Optimal mitochondrial health is a reflection of general health. These famous organelles are very similar to batteries — and batteries are no good when they cannot provide enough power or cannot hold a charge to sustain a device. In the same vein, mitochondrial dysfunction can be generally defined as a reduction in energy production, reduced membrane potential, and increased generation of harmful free radicals.

The mitochondrial state is closely interlinked with the senescence state. Cellular senescence can be described as a stable cell cycle arrest, where cells exist in a type of “limbo” between functional and damaged. Senescent cells are present from before birth, and regulated senescence is necessary for proper development and immune response (1). However, in an uncontrolled setting — like during chronic injury or disease — senescent cells begin to disrupt their healthier neighbors by secreting pro-inflammatory factors, collectively known as the senescence-associated secretory phenotype (SASP). A vicious cycle of inflammation is then triggered — and, if left unchecked — can go on to damage the microenvironment, leading to disease and aging.

How Are Mitochondrial Dysfunction and Senescence Related?

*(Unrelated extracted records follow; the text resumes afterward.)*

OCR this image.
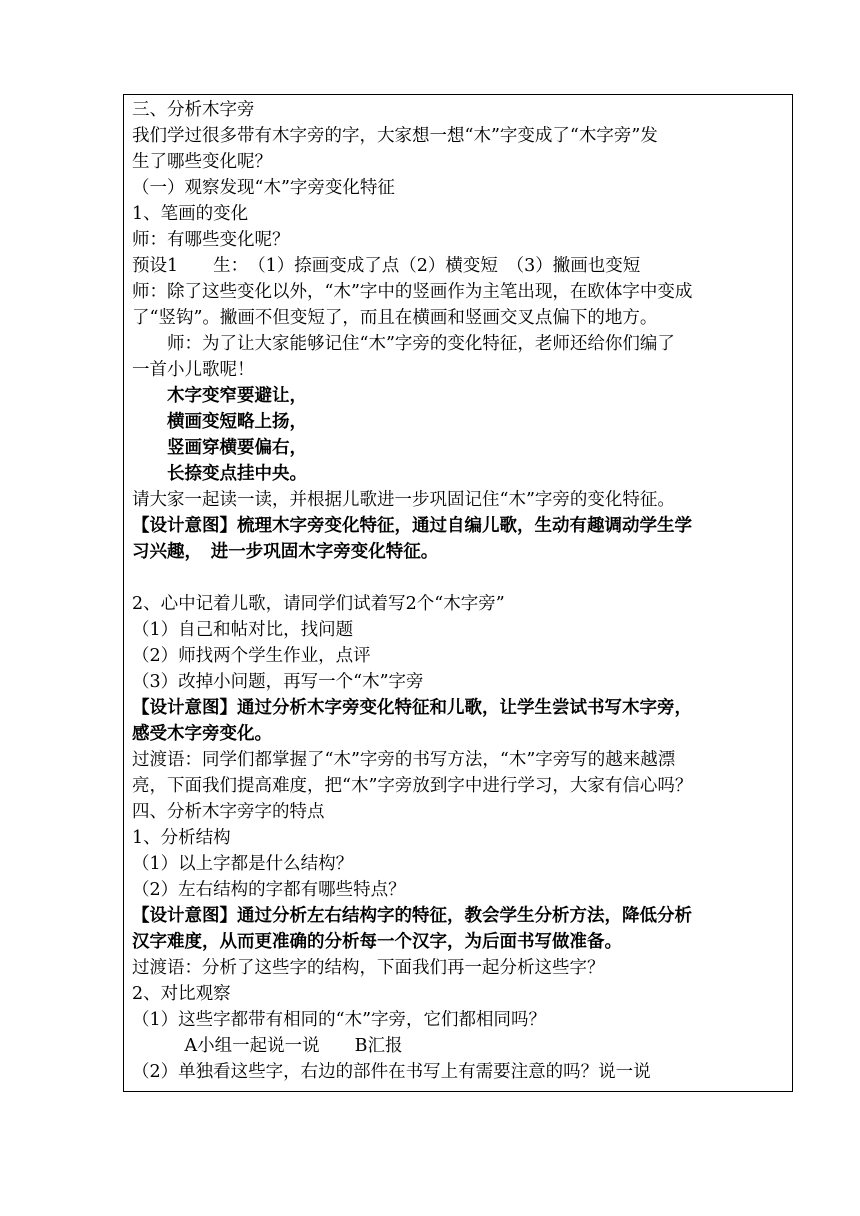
三、分析木字旁
我们学过很多带有木字旁的字，大家想一想“木”字变成了“木字旁”发
生了哪些变化呢？
（一）观察发现“木”字旁变化特征
1、笔画的变化
师：有哪些变化呢？
预设1　　生：　（1）捺画变成了点（2）横变短　（3）撇画也变短
师：除了这些变化以外，“木”字中的竖画作为主笔出现，在欧体字中变成
了“竖钩”。撇画不但变短了，而且在横画和竖画交叉点偏下的地方。
　　师：为了让大家能够记住“木”字旁的变化特征，老师还给你们编了
一首小儿歌呢！
　　木字变窄要避让，
　　横画变短略上扬，
　　竖画穿横要偏右，
　　长捺变点挂中央。
请大家一起读一读，并根据儿歌进一步巩固记住“木”字旁的变化特征。
【设计意图】梳理木字旁变化特征，通过自编儿歌，生动有趣调动学生学
习兴趣，　进一步巩固木字旁变化特征。
2、心中记着儿歌，请同学们试着写2个“木字旁”
（1）自己和帖对比，找问题
（2）师找两个学生作业，点评
（3）改掉小问题，再写一个“木”字旁
【设计意图】通过分析木字旁变化特征和儿歌，让学生尝试书写木字旁，
感受木字旁变化。
过渡语：同学们都掌握了“木”字旁的书写方法，“木”字旁写的越来越漂
亮，下面我们提高难度，把“木”字旁放到字中进行学习，大家有信心吗？
四、分析木字旁字的特点
1、分析结构
（1）以上字都是什么结构？
（2）左右结构的字都有哪些特点？
【设计意图】通过分析左右结构字的特征，教会学生分析方法，降低分析
汉字难度，从而更准确的分析每一个汉字，为后面书写做准备。
过渡语：分析了这些字的结构，下面我们再一起分析这些字？
2、对比观察
（1）这些字都带有相同的“木”字旁，它们都相同吗？
　　　A小组一起说一说　　B汇报
（2）单独看这些字，右边的部件在书写上有需要注意的吗？说一说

As you may already know, mitochondrial dysfunction is a key hallmark of aging, as is senescence (2). Indeed, mitochondria of senescent cells undergo structural changes (3) that affect their function. Furthermore, cellular senescence also alters mitochondrial dynamics, as observed with elongated “giant” mitochondria upon induction of senescence-associated pathways (4). 

The elimination of mitochondria from senescent cells was been shown to reverse senescence (5). Another team detected the presence of mitochondrial-derived peptides (MDPs) in the cytoplasm of senescent cells as a component of the SASP (6). These discoveries paved the way for proposing that altering mitochondria may be promising for the development and optimization of anti-senescence therapies. Kind of a “two bird, one stone” situation.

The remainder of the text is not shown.